The province’s government hospitals perform up to 3 000 operations a year, short of the target by 14 500 procedures. This figure excludes the current backlog of 35 000.
Making a difference
This condition affects not only the patient, but the family too. In most cases the blind person is the caregiver of the family and if he or she is unable to look after the younger ones, it usually means that a child has to drop out of school and take over. The child is deprived of a formal education and misses out on important social development.
However, the number of ophthalmologists in South Africa stands at a woeful 275. Of these, said Rae, 235 are in private practice, leaving 20 qualified specialists to tend to hundreds of thousands of people. “And half of those are lecturing at universities,” adds Rae.
This is where the Mercy Vision project, which runs between March 2008 and December 2012, is making a difference. Over the project’s five-year span, it is hoped that up to 60 000 people will receive specialised surgery, with at least 95% of those experiencing a marked improvement in vision.

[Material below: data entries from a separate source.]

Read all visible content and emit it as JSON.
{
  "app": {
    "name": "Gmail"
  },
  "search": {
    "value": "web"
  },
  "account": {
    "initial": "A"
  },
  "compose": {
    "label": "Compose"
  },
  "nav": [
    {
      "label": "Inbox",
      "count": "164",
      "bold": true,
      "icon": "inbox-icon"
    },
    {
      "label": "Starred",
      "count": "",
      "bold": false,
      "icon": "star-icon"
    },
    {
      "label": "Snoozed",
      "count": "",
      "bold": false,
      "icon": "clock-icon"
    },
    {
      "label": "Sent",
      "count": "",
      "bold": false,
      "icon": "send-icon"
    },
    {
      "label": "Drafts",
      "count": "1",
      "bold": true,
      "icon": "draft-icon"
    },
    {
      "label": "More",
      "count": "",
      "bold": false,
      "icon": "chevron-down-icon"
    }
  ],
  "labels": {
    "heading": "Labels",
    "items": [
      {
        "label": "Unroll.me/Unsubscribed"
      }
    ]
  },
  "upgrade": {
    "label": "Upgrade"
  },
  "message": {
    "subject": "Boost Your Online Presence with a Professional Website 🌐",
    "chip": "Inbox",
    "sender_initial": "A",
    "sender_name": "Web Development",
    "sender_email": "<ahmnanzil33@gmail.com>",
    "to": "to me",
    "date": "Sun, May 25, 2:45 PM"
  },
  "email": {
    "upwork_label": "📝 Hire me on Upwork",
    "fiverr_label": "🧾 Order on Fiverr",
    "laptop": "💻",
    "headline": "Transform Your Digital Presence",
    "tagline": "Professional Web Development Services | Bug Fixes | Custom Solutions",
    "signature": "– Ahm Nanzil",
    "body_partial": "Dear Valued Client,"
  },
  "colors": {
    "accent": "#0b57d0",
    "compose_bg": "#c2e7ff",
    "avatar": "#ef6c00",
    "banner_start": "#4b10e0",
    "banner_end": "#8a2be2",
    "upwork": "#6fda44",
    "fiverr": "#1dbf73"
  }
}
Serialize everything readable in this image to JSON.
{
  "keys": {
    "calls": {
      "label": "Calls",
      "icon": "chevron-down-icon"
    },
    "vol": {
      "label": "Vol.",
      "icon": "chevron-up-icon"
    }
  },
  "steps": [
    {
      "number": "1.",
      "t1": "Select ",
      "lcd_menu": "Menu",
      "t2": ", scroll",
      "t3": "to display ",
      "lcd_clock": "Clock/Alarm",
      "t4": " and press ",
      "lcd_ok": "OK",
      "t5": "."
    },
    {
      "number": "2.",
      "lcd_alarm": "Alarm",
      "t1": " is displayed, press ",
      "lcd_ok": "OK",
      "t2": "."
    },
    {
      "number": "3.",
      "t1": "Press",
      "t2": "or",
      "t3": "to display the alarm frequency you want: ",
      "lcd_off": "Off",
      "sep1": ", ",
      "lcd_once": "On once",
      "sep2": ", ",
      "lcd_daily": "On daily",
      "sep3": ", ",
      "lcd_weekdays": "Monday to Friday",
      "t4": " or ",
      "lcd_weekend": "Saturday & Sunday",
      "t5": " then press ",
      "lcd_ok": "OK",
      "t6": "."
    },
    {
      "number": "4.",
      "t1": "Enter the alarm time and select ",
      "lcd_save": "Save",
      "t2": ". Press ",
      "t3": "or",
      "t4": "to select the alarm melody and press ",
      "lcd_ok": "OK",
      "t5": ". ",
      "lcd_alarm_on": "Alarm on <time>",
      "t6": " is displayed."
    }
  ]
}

Mercy Vision also plans to raise the standard of professional expertise by sending South African eye surgeons to receive specialised training on board the largest civilian hospital ship in the world, the Africa Mercy.
Ship of hope
A former Danish rail ship, the Africa Mercy travels the length and breadth of the continent bringing healing to those who may otherwise never have access to top-quality health services. Over 7 000 operations are performed every year on this marvellous floating hospital.
The Africa Mercy is the organisation’s fourth and largest hospital ship – it has six cutting-edge operating theatres, an ICU unit, x-ray facilities, CT scanner, beds for 78 patients in its ward and berths for 484 volunteer crew members and their families. It also has a school, supermarket, library, day care centre, and its own Starbucks Cafe.

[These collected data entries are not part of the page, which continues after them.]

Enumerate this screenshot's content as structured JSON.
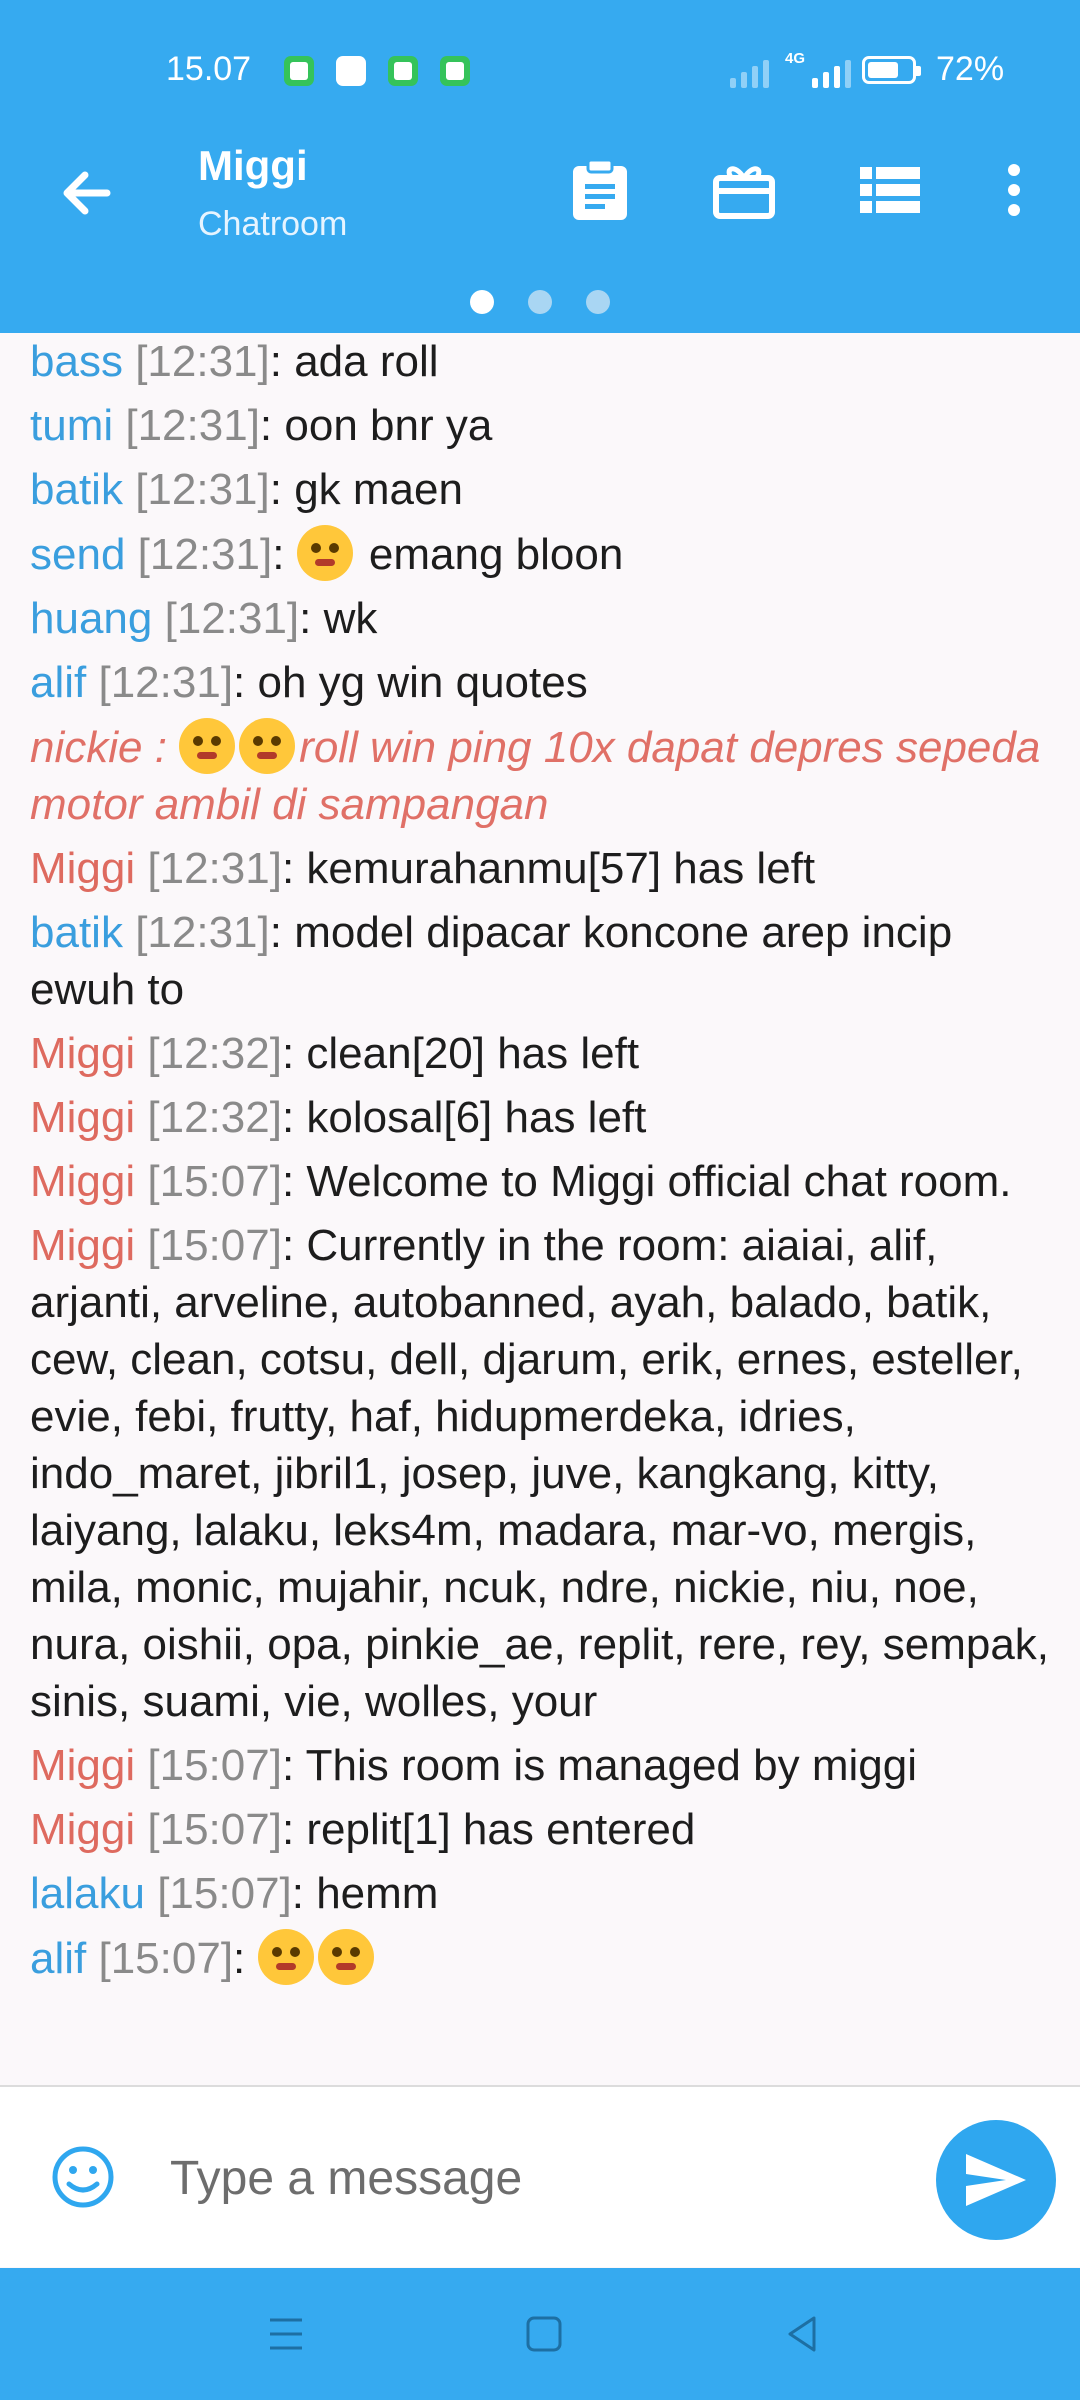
{
  "status_bar": {
    "time": "15.07",
    "network": "4G",
    "battery": "72%",
    "battery_level": 0.72
  },
  "header": {
    "title": "Miggi",
    "subtitle": "Chatroom",
    "page_indicator": {
      "count": 3,
      "active": 0
    }
  },
  "colors": {
    "header_bg": "#36aaf0",
    "nick_blue": "#3a9ede",
    "nick_red": "#de6a5f",
    "timestamp": "#8a8a8a"
  },
  "messages": [
    {
      "nick": "bass",
      "color": "blue",
      "time": "[12:31]",
      "text": ": ada roll"
    },
    {
      "nick": "tumi",
      "color": "blue",
      "time": "[12:31]",
      "text": ": oon bnr ya"
    },
    {
      "nick": "batik",
      "color": "blue",
      "time": "[12:31]",
      "text": ": gk maen"
    },
    {
      "nick": "send",
      "color": "blue",
      "time": "[12:31]",
      "text": ": emang bloon",
      "emoji": "unamused-face"
    },
    {
      "nick": "huang",
      "color": "blue",
      "time": "[12:31]",
      "text": ": wk"
    },
    {
      "nick": "alif",
      "color": "blue",
      "time": "[12:31]",
      "text": ": oh yg win quotes"
    },
    {
      "nick": "nickie",
      "style": "system-italic",
      "prefix": "nickie : ",
      "text": "roll win ping 10x dapat depres sepeda motor ambil di sampangan",
      "emoji_count": 2
    },
    {
      "nick": "Miggi",
      "color": "red",
      "time": "[12:31]",
      "text": ": kemurahanmu[57] has left"
    },
    {
      "nick": "batik",
      "color": "blue",
      "time": "[12:31]",
      "text": ": model dipacar koncone arep incip ewuh to"
    },
    {
      "nick": "Miggi",
      "color": "red",
      "time": "[12:32]",
      "text": ": clean[20] has left"
    },
    {
      "nick": "Miggi",
      "color": "red",
      "time": "[12:32]",
      "text": ": kolosal[6] has left"
    },
    {
      "nick": "Miggi",
      "color": "red",
      "time": "[15:07]",
      "text": ": Welcome to Miggi official chat room."
    },
    {
      "nick": "Miggi",
      "color": "red",
      "time": "[15:07]",
      "text": ": Currently in the room: aiaiai, alif, arjanti, arveline, autobanned, ayah, balado, batik, cew, clean, cotsu, dell, djarum, erik, ernes, esteller, evie, febi, frutty, haf, hidupmerdeka, idries, indo_maret, jibril1, josep, juve, kangkang, kitty, laiyang, lalaku, leks4m, madara, mar-vo, mergis, mila, monic, mujahir, ncuk, ndre, nickie, niu, noe, nura, oishii, opa, pinkie_ae, replit, rere, rey, sempak, sinis, suami, vie, wolles, your"
    },
    {
      "nick": "Miggi",
      "color": "red",
      "time": "[15:07]",
      "text": ": This room is managed by miggi"
    },
    {
      "nick": "Miggi",
      "color": "red",
      "time": "[15:07]",
      "text": ": replit[1] has entered"
    },
    {
      "nick": "lalaku",
      "color": "blue",
      "time": "[15:07]",
      "text": ": hemm"
    },
    {
      "nick": "alif",
      "color": "blue",
      "time": "[15:07]",
      "text": ": ",
      "emoji_count": 2
    }
  ],
  "composer": {
    "placeholder": "Type a message"
  },
  "icons": {
    "back": "arrow-left-icon",
    "clipboard": "clipboard-icon",
    "gift": "gift-icon",
    "list": "list-icon",
    "more": "more-vertical-icon",
    "emoji": "smiley-icon",
    "send": "send-icon"
  }
}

The Mercy Vision project will also enable two local eye surgeons per year to train aboard the Africa Mercy, gaining valuable surgical experience and learning the techniques of high volume cataract removal.
Using techniques currently available in South Africa, ophthalmologists at Sabona can perform between five and 10 procedures per day. Aboard the ship, surgeons perform between 30 and 40 operations per day. The ship’s procedure is equally effective, says Rae, but is quicker and cheaper.
The first South African doctor is presently on the Africa Mercy. Doctors will return to Sabona after their tenure on board, to perform eye surgery at the rate of at least 20 procedures per day for a combined 12 months of the year. The fourfold increase in procedures means that an additional 3 300 people every year will regain their sight.
The Africa Mercy spent its inaugural term of service in war-torn Liberia, and is currently docked in Cotonou in the West African country of Benin. It is so badly needed here that it will remain in Benin for the rest of the year.
However, there is a chance that within months it will come to East London in the Eastern Cape to undergo engine replacement. The ship’s engines are 30 years old and are not only fuel-hungry, but they cause a detectable vibration that disturbs patients and may interfere with surgical procedures.
The US$4-million (R30-million) engine replacement will entail a three-month stay in dry dock, and Rae believes the ship can be more productive during that time in South Africa, where hundreds of people could benefit. This is the only available window for a South African visit in the near future.
“The other alternative is to send Africa Mercy to Rotterdam, but there she will sit idle for the entire three months.”
A decision is expected in August.
Eventually MSSA would like to partner with government in other South African provinces, says Rae, especially Limpopo and Mpumalanga. “We don’t want to compete by setting up our own private hospitals, but rather, we would continue to help to improve the service at existing hospitals in the government sector.”